Details
- Date: 23 June 1999
- Location: Winsford, Cheshire
- Country: England
- Line: West Coast Main Line
- Operator: Virgin Trains First North Western
- Cause: SPAD due to human error

Statistics
- Trains: 2
- Deaths: 0
- Injured: 27 (23 minor, 4 major)

= 1999 Winsford railway accident =

Rail accident in the United Kingdom

On 23 June 1999, a Virgin Trains electric express train from London Euston to Glasgow Central, hauled by Class 87 No 87027 Wolf of Badenoch, ran into an empty First North Western four-carriage Pacer unit, injuring 27 people. The express had been travelling at about 110 mph, but driver Roy Eccles noticed the Pacer on the line and was able to decelerate to about 50 mph at the time of impact. Eccles was awarded a medal for his prompt action, which averted a much more serious accident. The driver of the Pacer train helped passengers from the Glasgow Central train despite his injuries.

The Pacer had passed a signal at danger and run through a set of points, coming to a stand on the line on which the express was approaching. Its rear cab was destroyed in the crash along with a section of the passenger accommodation, and the coach bodies were displaced from their underframes.
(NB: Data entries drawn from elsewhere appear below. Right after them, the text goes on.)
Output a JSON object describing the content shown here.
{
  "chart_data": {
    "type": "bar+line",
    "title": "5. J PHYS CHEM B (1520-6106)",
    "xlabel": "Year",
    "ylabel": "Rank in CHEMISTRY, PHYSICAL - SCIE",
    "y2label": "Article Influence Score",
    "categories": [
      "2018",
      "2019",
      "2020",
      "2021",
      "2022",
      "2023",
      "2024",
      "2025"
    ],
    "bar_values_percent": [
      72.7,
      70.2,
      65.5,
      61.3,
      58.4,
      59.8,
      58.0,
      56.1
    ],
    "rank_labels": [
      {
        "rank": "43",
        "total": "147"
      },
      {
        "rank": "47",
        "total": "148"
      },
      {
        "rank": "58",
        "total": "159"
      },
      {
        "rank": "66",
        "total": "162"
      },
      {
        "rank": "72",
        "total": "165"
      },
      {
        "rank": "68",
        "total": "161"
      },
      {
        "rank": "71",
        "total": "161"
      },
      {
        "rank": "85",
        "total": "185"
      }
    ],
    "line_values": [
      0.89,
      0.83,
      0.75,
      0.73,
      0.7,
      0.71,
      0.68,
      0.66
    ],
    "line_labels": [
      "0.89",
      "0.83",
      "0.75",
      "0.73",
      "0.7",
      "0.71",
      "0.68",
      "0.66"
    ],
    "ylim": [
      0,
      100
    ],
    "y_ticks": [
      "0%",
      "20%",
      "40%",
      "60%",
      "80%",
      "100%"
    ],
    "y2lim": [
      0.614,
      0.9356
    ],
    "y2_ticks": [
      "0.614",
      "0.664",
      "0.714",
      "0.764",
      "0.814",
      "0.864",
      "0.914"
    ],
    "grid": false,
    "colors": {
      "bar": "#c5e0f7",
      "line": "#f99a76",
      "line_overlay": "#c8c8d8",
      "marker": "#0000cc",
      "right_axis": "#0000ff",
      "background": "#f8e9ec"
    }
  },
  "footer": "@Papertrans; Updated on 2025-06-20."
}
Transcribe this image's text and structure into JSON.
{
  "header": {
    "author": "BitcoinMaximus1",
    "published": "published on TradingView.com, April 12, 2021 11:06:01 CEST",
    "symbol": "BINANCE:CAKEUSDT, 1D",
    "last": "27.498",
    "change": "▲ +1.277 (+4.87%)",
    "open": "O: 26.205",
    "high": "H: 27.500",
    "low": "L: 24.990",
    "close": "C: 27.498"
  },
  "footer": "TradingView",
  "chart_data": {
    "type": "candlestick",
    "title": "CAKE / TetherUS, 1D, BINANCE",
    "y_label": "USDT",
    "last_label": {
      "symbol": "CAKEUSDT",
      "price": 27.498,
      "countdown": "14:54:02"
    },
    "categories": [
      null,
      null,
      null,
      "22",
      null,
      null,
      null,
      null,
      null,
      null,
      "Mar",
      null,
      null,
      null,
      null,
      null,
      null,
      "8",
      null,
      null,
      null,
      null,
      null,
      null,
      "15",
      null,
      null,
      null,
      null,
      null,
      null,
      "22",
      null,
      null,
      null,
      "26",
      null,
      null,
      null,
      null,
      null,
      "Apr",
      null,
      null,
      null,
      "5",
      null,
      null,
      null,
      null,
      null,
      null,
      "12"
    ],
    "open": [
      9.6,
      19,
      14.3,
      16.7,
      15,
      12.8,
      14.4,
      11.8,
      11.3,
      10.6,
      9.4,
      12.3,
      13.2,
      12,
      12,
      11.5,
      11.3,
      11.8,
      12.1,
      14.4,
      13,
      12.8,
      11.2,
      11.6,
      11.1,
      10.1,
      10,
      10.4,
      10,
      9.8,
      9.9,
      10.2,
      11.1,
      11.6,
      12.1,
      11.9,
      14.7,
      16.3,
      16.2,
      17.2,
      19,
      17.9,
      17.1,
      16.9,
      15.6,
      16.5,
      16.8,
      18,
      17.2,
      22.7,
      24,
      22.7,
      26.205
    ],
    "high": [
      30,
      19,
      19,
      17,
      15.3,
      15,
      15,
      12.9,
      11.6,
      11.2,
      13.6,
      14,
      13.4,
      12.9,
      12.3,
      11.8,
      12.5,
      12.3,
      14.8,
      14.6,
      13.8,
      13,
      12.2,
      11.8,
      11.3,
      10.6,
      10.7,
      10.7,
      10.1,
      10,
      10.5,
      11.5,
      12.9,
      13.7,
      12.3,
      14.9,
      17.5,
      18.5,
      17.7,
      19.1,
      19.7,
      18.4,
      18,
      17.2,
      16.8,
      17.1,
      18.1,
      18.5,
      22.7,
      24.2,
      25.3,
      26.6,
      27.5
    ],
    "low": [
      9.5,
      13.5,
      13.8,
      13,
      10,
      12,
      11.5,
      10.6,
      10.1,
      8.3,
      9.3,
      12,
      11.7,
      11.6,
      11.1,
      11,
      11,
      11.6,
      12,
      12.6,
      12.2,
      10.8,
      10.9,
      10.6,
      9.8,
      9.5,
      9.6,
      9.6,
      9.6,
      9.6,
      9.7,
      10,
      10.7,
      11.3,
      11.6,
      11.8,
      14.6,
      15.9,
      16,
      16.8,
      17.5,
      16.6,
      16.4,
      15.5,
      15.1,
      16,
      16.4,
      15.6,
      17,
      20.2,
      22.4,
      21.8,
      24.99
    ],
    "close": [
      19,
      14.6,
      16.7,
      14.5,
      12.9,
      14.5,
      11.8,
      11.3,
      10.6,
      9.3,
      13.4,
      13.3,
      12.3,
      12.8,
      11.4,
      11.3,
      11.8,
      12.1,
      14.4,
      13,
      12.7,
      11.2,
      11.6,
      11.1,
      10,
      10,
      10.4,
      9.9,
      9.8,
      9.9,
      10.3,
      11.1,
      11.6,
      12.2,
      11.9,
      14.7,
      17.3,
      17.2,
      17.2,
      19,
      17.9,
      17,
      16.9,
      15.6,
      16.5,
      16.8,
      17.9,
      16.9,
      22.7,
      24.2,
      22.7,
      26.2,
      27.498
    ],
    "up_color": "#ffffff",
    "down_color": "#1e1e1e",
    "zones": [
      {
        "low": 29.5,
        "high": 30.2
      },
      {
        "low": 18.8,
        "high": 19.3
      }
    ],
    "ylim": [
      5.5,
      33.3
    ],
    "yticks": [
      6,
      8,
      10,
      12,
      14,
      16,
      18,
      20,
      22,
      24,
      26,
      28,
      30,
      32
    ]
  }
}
The incident report stated that the accident was most likely to have been human error of the Pacer driver as the investigation showed no faults with either the signalling system or the brakes of the Pacer train.

Due to the severe level of damage sustained by the empty Pacer train, the safety of the units was investigated as part of the inquiry into the accident. In contrast, the strong construction of the express train carriages avoided any fatalities.